SLAM (Simultaneous Localization and Mapping) enables a platform to estimate its pose and concurrently build a 3D map of an unknown environment using sensor data. Because of its central role in AR/VR, autonomous driving, and robotics, SLAM has attracted wide attention in both academia and industry.

Overview
SLAM provides two key capabilities: spatial localization and environment reconstruction. Mapping captures the geometric structure of the physical world and enables overlaying virtual AR/VR content onto real scenes. Localization, often expressed as 6DoF motion tracking, ensures consistent alignment of virtual and real content from different viewpoints.
XRSLAM Features
Modular design
XRSLAM is a C++ SLAM library in the OpenXRLab spatial computing platform. The algorithm implements a lightweight visual-inertial odometry (VIO) based on a monocular camera and an IMU, supports desktop and mobile platforms, and achieves near-state-of-the-art accuracy on public datasets such as EuRoC. It can process typical smartphone inputs at real-time frame rates around 30 fps.
Internally the framework is modular, accepting multiple sensor inputs and producing real-time camera poses via sensor fusion and optimization. The core VIO pipeline includes IMU preintegration, image feature matching, visual-IMU linear alignment for initialization, and sliding-window optimization. Feature matching is implemented using OpenCV optical flow.
The codebase organizes functions and classes by categories such as core modules, state estimation, multi-view geometry, visual localization, map structure, AR rendering, and utilities, which facilitates extension and integration.
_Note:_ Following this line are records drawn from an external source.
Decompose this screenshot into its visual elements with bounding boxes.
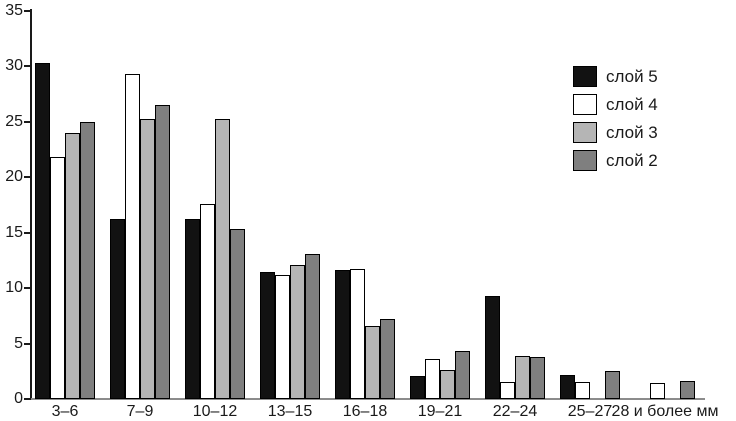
bar-слой-3-19–21 (440, 370, 455, 399)
bar-слой-2-13–15 (305, 254, 320, 399)
bar-слой-5-25–27 (560, 375, 575, 399)
bar-слой-5-3–6 (35, 63, 50, 399)
legend-item: слой 2 (573, 150, 658, 171)
y-tick-mark (24, 231, 31, 234)
y-tick-label: 30 (5, 57, 23, 75)
bar-слой-5-22–24 (485, 296, 500, 399)
bar-слой-5-16–18 (335, 270, 350, 399)
y-tick-mark (24, 398, 31, 400)
bar-слой-3-3–6 (65, 133, 80, 399)
bar-слой-3-10–12 (215, 119, 230, 399)
x-tick-label: 28 и более мм (611, 403, 719, 420)
legend-item: слой 3 (573, 122, 658, 143)
bar-слой-5-13–15 (260, 272, 275, 399)
bar-слой-4-28-и-более-мм (650, 383, 665, 399)
bar-слой-3-22–24 (515, 356, 530, 399)
y-tick-label: 20 (5, 168, 23, 186)
y-tick-mark (24, 120, 31, 123)
bar-слой-4-3–6 (50, 157, 65, 399)
legend-swatch-icon (573, 150, 597, 171)
x-tick-label: 13–15 (267, 403, 313, 420)
bar-слой-2-22–24 (530, 357, 545, 399)
bar-слой-4-7–9 (125, 74, 140, 399)
x-tick-label: 10–12 (192, 403, 238, 420)
legend-swatch-icon (573, 94, 597, 115)
legend-label: слой 5 (606, 67, 658, 86)
legend-label: слой 3 (606, 123, 658, 142)
bar-слой-2-28-и-более-мм (680, 381, 695, 399)
legend-swatch-icon (573, 66, 597, 87)
y-axis (30, 9, 32, 400)
y-tick-mark (24, 176, 31, 179)
bar-слой-5-10–12 (185, 219, 200, 399)
y-tick-label: 5 (14, 334, 23, 352)
y-tick-label: 15 (5, 223, 23, 241)
y-tick-mark (24, 342, 31, 345)
bar-слой-2-25–27 (605, 371, 620, 399)
x-tick-label: 19–21 (417, 403, 463, 420)
bar-слой-4-19–21 (425, 359, 440, 399)
y-tick-mark (24, 287, 31, 290)
bar-слой-3-7–9 (140, 119, 155, 399)
bar-слой-3-13–15 (290, 265, 305, 399)
legend-item: слой 4 (573, 94, 658, 115)
legend: слой 5 слой 4 слой 3 слой 2 (573, 66, 658, 178)
x-tick-label: 22–24 (492, 403, 538, 420)
x-tick-label: 3–6 (51, 403, 79, 420)
y-tick-label: 10 (5, 279, 23, 297)
legend-label: слой 4 (606, 95, 658, 114)
x-tick-label: 25–27 (567, 403, 613, 420)
bar-слой-5-7–9 (110, 219, 125, 399)
bar-слой-4-22–24 (500, 382, 515, 399)
bar-слой-4-25–27 (575, 382, 590, 399)
bar-слой-4-13–15 (275, 275, 290, 399)
legend-swatch-icon (573, 122, 597, 143)
bar-слой-2-10–12 (230, 229, 245, 399)
bar-слой-5-19–21 (410, 376, 425, 399)
x-tick-label: 7–9 (126, 403, 154, 420)
y-tick-mark (24, 10, 31, 12)
y-tick-mark (24, 65, 31, 68)
y-tick-label: 0 (14, 390, 23, 407)
x-axis (30, 398, 705, 400)
bar-слой-2-19–21 (455, 351, 470, 399)
bar-слой-4-16–18 (350, 269, 365, 399)
y-tick-label: 35 (5, 2, 23, 19)
y-tick-label: 25 (5, 112, 23, 130)
legend-item: слой 5 (573, 66, 658, 87)
bar-слой-3-16–18 (365, 326, 380, 399)
legend-label: слой 2 (606, 151, 658, 170)
bar-слой-2-7–9 (155, 105, 170, 399)
bar-слой-2-16–18 (380, 319, 395, 399)
x-tick-label: 16–18 (342, 403, 388, 420)
bar-слой-4-10–12 (200, 204, 215, 399)
bar-слой-2-3–6 (80, 122, 95, 399)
XRSLAM supports flexible multi-sensor configurations. The released version uses monocular camera plus IMU input; future extensions include stereo, depth cameras, and wide-angle optics.
Cross-platform development
The core library depends only on common libraries such as Eigen, OpenCV, and Ceres Solver, and these are included in the XRPrimer base library. XRSLAM supports building and running on Linux, macOS, Android, and iOS. The released package includes complete build flows and runnable demos for Linux/macOS and iOS.
Documentation and demos
Documentation and tutorials cover topics such as building and running on PC platforms and developing AR demos on mobile platforms.


VIO operation requires prior calibration of multi-sensor parameters. The project provides calibration parameters for recent iOS devices to simplify running the supplied AR demo.

To reduce environment setup issues, a Docker image is provided to standardize the development environment.

Performance Metrics
XRSLAM was evaluated on the EuRoC dataset and compared with VINS-Mono. VINS-Mono results were reproduced from its open-source code. The evaluation shows XRSLAM achieves a clear accuracy advantage on these tests. XRSLAM is also capable of real-time operation on mobile devices, with processing efficiency supporting frame rates above 30 fps.

The presented accuracy metrics do not include loop closure functionality.


Conclusion
SLAM is a mature yet active research area with many open challenges. XRSLAM offers an open, concise, cross-platform, and extensible base for further development and research in SLAM and spatial computing.